Conductor Architecture and Self-Field of Superconducting Strands

Abstract

Three standard reference material Nb-Ti strands, manufactured for the ITER poloidal field magnets, were extensively characterised using both transport and magnetisation techniques, with a focus on the behaviour of the material in a magnetic field. To quantify the effect of magnetic self-field, the field generated by current flow, the critical current density was measured as a function of the applied magnetic field, temperature, current polarity, and geometry.

A high capacity probe was designed and commissioned for the transport measurements. The characterisation in different measurement geometries was possible with custom-built sample holders (i.e., barrels). As the titanium alloy Ti-6Al-4V used in the standard ITER VAMAS barrel is superconducting at 4.22 K, an alternative titanium alloy (Ti-6Al-2Sn-4Zr-2Mo-0.2Si) was identified that is not superconducting at 4.22 K and used to manufacture the barrels.

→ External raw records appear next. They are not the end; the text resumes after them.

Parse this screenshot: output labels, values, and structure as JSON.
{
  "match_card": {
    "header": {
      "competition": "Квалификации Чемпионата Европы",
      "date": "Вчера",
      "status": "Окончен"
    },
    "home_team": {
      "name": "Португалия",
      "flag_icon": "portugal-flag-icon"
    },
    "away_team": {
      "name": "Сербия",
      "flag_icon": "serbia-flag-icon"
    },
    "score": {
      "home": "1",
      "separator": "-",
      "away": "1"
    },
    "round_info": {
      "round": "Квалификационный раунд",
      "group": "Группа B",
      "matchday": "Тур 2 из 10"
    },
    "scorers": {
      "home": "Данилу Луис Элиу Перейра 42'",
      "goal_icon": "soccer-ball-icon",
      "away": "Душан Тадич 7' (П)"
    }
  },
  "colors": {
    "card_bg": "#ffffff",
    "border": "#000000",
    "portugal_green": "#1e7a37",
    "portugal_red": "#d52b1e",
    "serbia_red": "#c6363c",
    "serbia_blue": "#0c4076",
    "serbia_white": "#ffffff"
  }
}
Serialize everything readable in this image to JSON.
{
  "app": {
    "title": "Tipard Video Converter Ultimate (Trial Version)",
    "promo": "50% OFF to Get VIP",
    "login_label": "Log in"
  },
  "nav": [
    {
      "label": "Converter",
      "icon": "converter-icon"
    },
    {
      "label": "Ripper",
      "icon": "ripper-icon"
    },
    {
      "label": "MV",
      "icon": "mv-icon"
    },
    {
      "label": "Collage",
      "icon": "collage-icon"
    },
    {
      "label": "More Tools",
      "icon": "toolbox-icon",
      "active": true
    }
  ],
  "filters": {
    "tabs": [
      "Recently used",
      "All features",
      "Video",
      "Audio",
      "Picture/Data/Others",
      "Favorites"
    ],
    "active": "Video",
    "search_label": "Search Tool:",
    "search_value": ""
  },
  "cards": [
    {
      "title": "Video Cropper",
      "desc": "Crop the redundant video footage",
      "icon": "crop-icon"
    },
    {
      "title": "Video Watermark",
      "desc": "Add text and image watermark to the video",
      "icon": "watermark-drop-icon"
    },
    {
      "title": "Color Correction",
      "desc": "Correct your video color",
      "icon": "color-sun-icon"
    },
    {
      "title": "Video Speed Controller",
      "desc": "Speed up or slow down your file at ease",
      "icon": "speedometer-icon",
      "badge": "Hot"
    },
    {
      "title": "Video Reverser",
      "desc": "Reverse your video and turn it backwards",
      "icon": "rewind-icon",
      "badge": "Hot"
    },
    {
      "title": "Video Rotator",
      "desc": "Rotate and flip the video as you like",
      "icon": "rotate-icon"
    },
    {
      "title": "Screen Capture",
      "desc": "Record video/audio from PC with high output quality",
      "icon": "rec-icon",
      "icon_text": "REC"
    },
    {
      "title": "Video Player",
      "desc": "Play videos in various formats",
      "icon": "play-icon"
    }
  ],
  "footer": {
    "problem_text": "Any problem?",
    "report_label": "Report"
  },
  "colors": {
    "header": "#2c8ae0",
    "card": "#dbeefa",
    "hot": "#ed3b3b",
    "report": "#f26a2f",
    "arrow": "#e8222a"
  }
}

The transport measurements at low applied magnetic-fields resulted in high current densities, and the effect of self-field being large. To investigate the self-field both finite element analysis (FEA) and semi-analytic methods were employed. The H-formulation of Maxwell’s equations was implemented using Comsol Multiphysics, a commercial FEA software. The model input for the superconductors properties were defined using a number of experimental J_C (B) relationships. The architecture of the strand was approximated with different degrees of complexity. The FEA models considered the cross-section of the strand as circular, annular, and as three nested cylinders (i.e., tubes-within-tubes). The probability distribution of the magnetic field components in the superconducting domain was calculated and analysed. The changes in the field distribution due to the geometry of the measurement barrels and the current orientation, (resulting in opposite Lorentz force orientation), were used to quantify the magnitude and orientation of the self-field. A semi-analytic method was used to derive a the magnetic field distribution data from the FEA and the experimental data. The resultant piecewise J_C (B) calculated for the Nb-Ti strand, can be considered a universal J_C (B) relationship.